Arte: Virgil Stephens - Fly Me To The Moon
Não escolhi ser artista. Não é tipo de coisa que se escolhe.
Acontece. Não sei se é algum dos caminhos prontos no mapa da genética, ou se é parte
de alguma grande obra na arquitetura do universo. Não gosto de questionar as
origens dos desejos. Aceitei o fato e assumi para o mundo. Sou músico.
Os sinais da arte foram aparecendo aos poucos na minha vida.
Começaram com o desejo das mãos de transformar qualquer barulho em percussão, e
a vontade dos pés de andar sempre junto ao ritmo. Se manifestaram nas leituras
de livros, compulsivas até mesmo nos dias de sol, e na inexplicável vontade de
escrever os meus romances. Sempre quis traduzir o mundo com as minhas próprias
palavras.
A vontade de subir ao palco começou cedo. Eu não suportava a
indiferença dos adultos, sempre concentrados na televisão. Eu queria fazer arte
ao vivo. Empurrava a cadeira para frente da televisão e a transformava em palco,
fazia da sala o meu teatro. Eu atuava filmes. Cantava músicas. Declamava
comerciais. Era a atração principal da noite até que a programação da hora recomeçasse
para roubar a minha cena.
Quando isso acontecia, eu abandonava o palco, e ia desenhar.
O papel e a caneta sempre foram dois dos meus grandes amigos. Posso me divertir
por horas toda vez que nos encontramos juntos.
A arte é maravilhosa. Tem o poder de redesenhar o mundo. Ligar
os pontos perdidos. Destacar os traços nos muros e sublinhar partes da
natureza. Sempre adorei transformar a vida numa pintura. Eu até ficava
satisfeito em guardar a arte final só para mim. Reservar a minha interpretação
da vida. Mas expor o quadro, e mostrar para quem quiser ver, é o verdadeiro
sentido de pintar o mundo.
Artista não consegue segurar as coisas dentro do peito.
Quando o coração transborda, nasce a arte. Os sons, as imagens, e as palavras
são os vazamentos do coração. As molduras para os sentimentos. São fugas.

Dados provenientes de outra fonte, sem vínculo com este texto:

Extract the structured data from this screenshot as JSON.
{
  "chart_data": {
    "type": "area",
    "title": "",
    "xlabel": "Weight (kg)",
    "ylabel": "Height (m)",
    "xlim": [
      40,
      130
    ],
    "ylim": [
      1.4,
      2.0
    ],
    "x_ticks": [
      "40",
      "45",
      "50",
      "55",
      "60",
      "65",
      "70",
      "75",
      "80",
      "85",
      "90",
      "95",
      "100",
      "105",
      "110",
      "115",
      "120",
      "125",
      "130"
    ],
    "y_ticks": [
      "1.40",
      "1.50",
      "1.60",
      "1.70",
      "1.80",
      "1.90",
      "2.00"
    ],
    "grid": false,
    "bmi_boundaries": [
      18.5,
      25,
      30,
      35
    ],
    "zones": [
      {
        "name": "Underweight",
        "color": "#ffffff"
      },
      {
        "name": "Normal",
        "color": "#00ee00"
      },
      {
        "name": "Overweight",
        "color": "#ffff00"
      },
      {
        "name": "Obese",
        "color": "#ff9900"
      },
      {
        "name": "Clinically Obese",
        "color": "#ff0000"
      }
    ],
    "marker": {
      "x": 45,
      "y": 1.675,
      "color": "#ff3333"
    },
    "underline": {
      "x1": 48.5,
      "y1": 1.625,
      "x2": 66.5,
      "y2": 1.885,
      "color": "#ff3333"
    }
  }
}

Cada artista usa as ferramentas que mais gosta para
construir os túneis que aliviam a pressão no coração. A minha acabou sendo a
união da música e das palavras. Não são artes que necessitam uma da outra para
existir. Mas eu adoro essa mistura. Criar a trilha sonora para a escrita, e
traduzir os sons em letras
A música sempre me envolveu. Ela me fascina. Ela é tão
pequena. Guardada entre um dó e outro. E mesmo assim, é infinita. Está toda
dentro da prisão dos instrumentos. É só transformar os dedos em chaves, e abrir
as celas das notas para que a música se faça.

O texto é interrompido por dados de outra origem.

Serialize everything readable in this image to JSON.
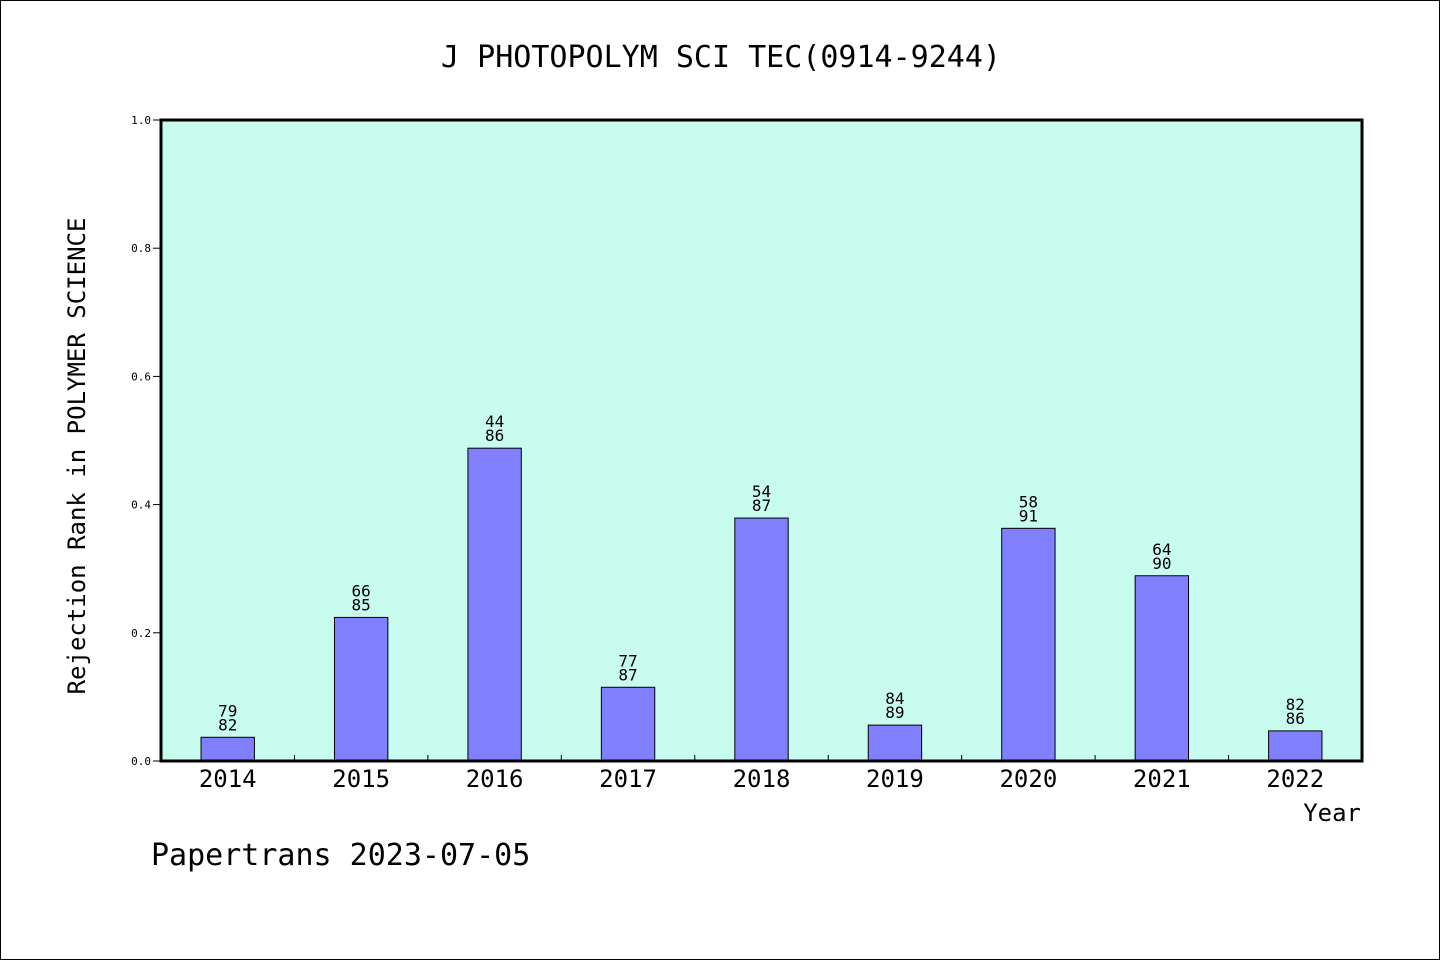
{
  "chart_data": {
    "type": "bar",
    "title": "J PHOTOPOLYM SCI TEC(0914-9244)",
    "xlabel": "Year",
    "ylabel": "Rejection Rank in POLYMER SCIENCE",
    "footer": "Papertrans 2023-07-05",
    "ylim": [
      0,
      1.0
    ],
    "yticks": [
      "0.0",
      "0.2",
      "0.4",
      "0.6",
      "0.8",
      "1.0"
    ],
    "categories": [
      "2014",
      "2015",
      "2016",
      "2017",
      "2018",
      "2019",
      "2020",
      "2021",
      "2022"
    ],
    "values": [
      0.037,
      0.224,
      0.488,
      0.115,
      0.379,
      0.056,
      0.363,
      0.289,
      0.047
    ],
    "labels_top": [
      "79",
      "66",
      "44",
      "77",
      "54",
      "84",
      "58",
      "64",
      "82"
    ],
    "labels_bottom": [
      "82",
      "85",
      "86",
      "87",
      "87",
      "89",
      "91",
      "90",
      "86"
    ],
    "colors": {
      "plot_background": "#c8fcee",
      "bar_fill": "#8080ff",
      "bar_stroke": "#000000"
    },
    "grid": false
  }
}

Meu primeiro romance com o violão não deu certo. Eu quis apressar
as coisas, e na falta da coordenação motora da infância, derrubei ele no chão.
Ele ficou com o braço partido, e eu com o coração. Mas a vida deu um jeito de
nos reapresentar. Eu o procurei anos mais tarde, e ele me recebeu de braços
abertos. Somos grandes amigos e ótimos parceiros de composição até hoje.
Foi ele quem me ajudou a musicar minhas letras escritas na
infância. Que me ajudou a achar a diversão nos dias monótonos. Que me consolou
nos romances. Que me fez acalmar os ânimos. Que escutou os meus lamentos da
adolescência. Que traduziu minha alegria. Que revelou meus segredos. Que
continua comigo mesmo eu nunca dividindo o cachê com ele.
Eu até tentei me desviar. Pensei em estudar medicina. Quem
sabe ser professor, ou até bioquímico. Qualquer coisa que me afastasse da arte.
Mas não consegui, sempre foi mais forte que eu. E um dia precisei assumir para
os meus pais.
Nunca é fácil. Poucos pais querem ouvir estas palavras de um
filho. Afinal, por que a musica? Por que não escolher uma opção que já vem
pronta? Uma opção lapidada em uma faculdade, passada de geração para geração. Fazer
engenharia, ou medicina. Ser padeiro, ou arquiteto. Trabalhar em horas normais.
Ter um chefe. Alguém que grite com você. E alguém para passar adiante o grito.
Eu entendo a preocupação. Todo mundo sabe que ter o próprio
coração como chefe, é muita exigência no trabalho. Mas acabei tendo sorte. Meus
pais me compreenderam e decidiram me apoiar na decisão. Hoje sou um músico
feliz, sem medo de assumir a música na minha vida.